Modern Optimizers – An Alchemist's Notes on Deep Learning
16 days ago
- #gradient-descent
- #machine-learning
- #optimization
- Modern optimizers like Adam are the backbone of modern learning, but spectral-whitening methods claim to outperform Adam.
- Gradient descent traditionally uses a Euclidean distance metric, but non-Euclidean metrics can improve optimization by accounting for parameter sensitivities.
- The whitening metric is derived from the square-root of the Gauss-Newton matrix, offering a conservative estimate for optimization.
- Natural gradient descent uses the Fisher information matrix, which is related to the whitening metric and ensures parameterization-invariant optimization.
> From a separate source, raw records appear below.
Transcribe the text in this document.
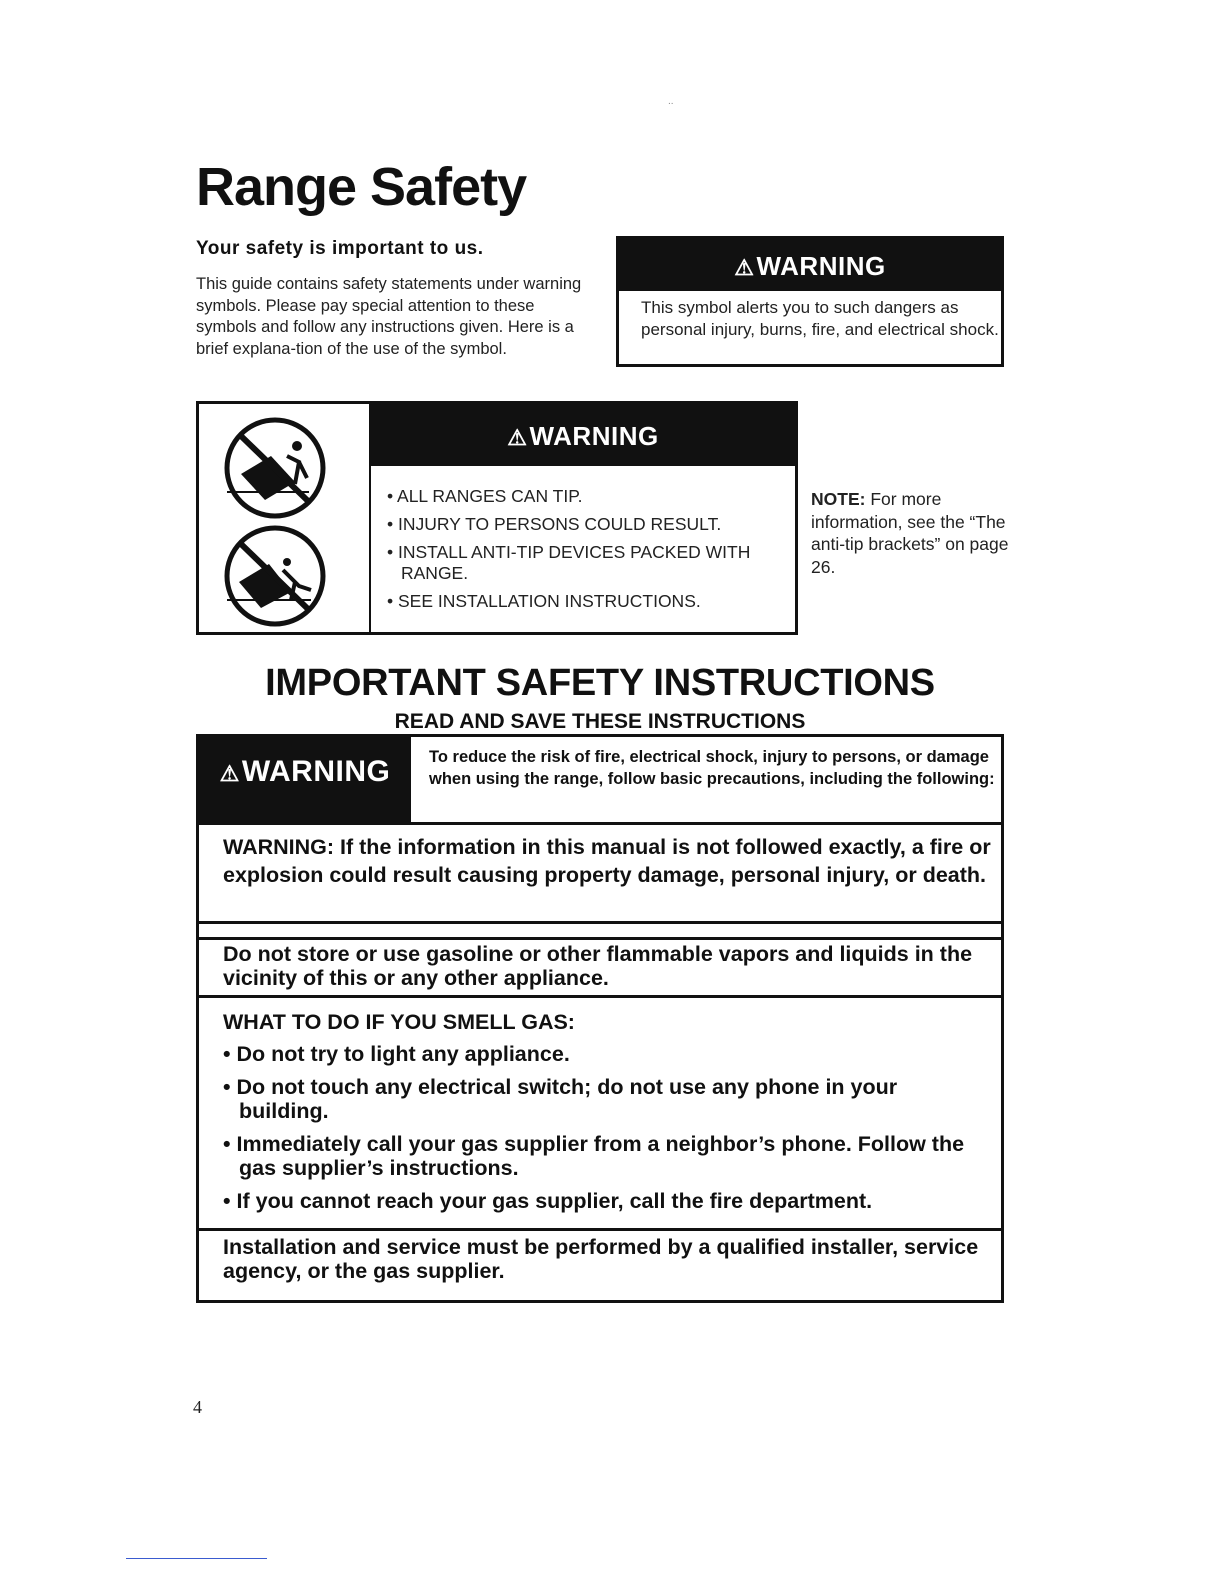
..
Range Safety
Your safety is important to us.
This guide contains safety statements under warning symbols. Please pay special attention to these symbols and follow any instructions given. Here is a brief explana-tion of the use of the symbol.
⚠WARNING
This symbol alerts you to such dangers as personal injury, burns, fire, and electrical shock.
⚠WARNING
• ALL RANGES CAN TIP.
• INJURY TO PERSONS COULD RESULT.
• INSTALL ANTI-TIP DEVICES PACKED WITH RANGE.
• SEE INSTALLATION INSTRUCTIONS.
NOTE: For more information, see the “The anti-tip brackets” on page 26.
IMPORTANT SAFETY INSTRUCTIONS
READ AND SAVE THESE INSTRUCTIONS
⚠WARNING	To reduce the risk of fire, electrical shock, injury to persons, or damage when using the range, follow basic precautions, including the following:
WARNING: If the information in this manual is not followed exactly, a fire or explosion could result causing property damage, personal injury, or death.
Do not store or use gasoline or other flammable vapors and liquids in the vicinity of this or any other appliance.
WHAT TO DO IF YOU SMELL GAS:
• Do not try to light any appliance.
• Do not touch any electrical switch; do not use any phone in your building.
• Immediately call your gas supplier from a neighbor’s phone. Follow the gas supplier’s instructions.
• If you cannot reach your gas supplier, call the fire department.
Installation and service must be performed by a qualified installer, service agency, or the gas supplier.
4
- Spectral norm descent relates to the whitening metric by projecting gradients onto orthogonal matrices, optimizing the maximum singular value.
- Optimizers like Adam/RMSProp, Shampoo/SOAP/SPlus, PSGD, and Muon implement spectral-whitening methods with varying computational efficiencies.
- Benchmarking shows that spectral-whitening optimizers like SOAP and Muon outperform Adam in terms of validation loss and steps-to-Adam ratio.
- SOAP is the most effective per gradient-step, while Muon offers computational efficiency, suggesting a potential hybrid approach could be optimal.
- No current optimization method reliably surpasses spectral-whitening optimizers, indicating a need for further innovation in optimization techniques.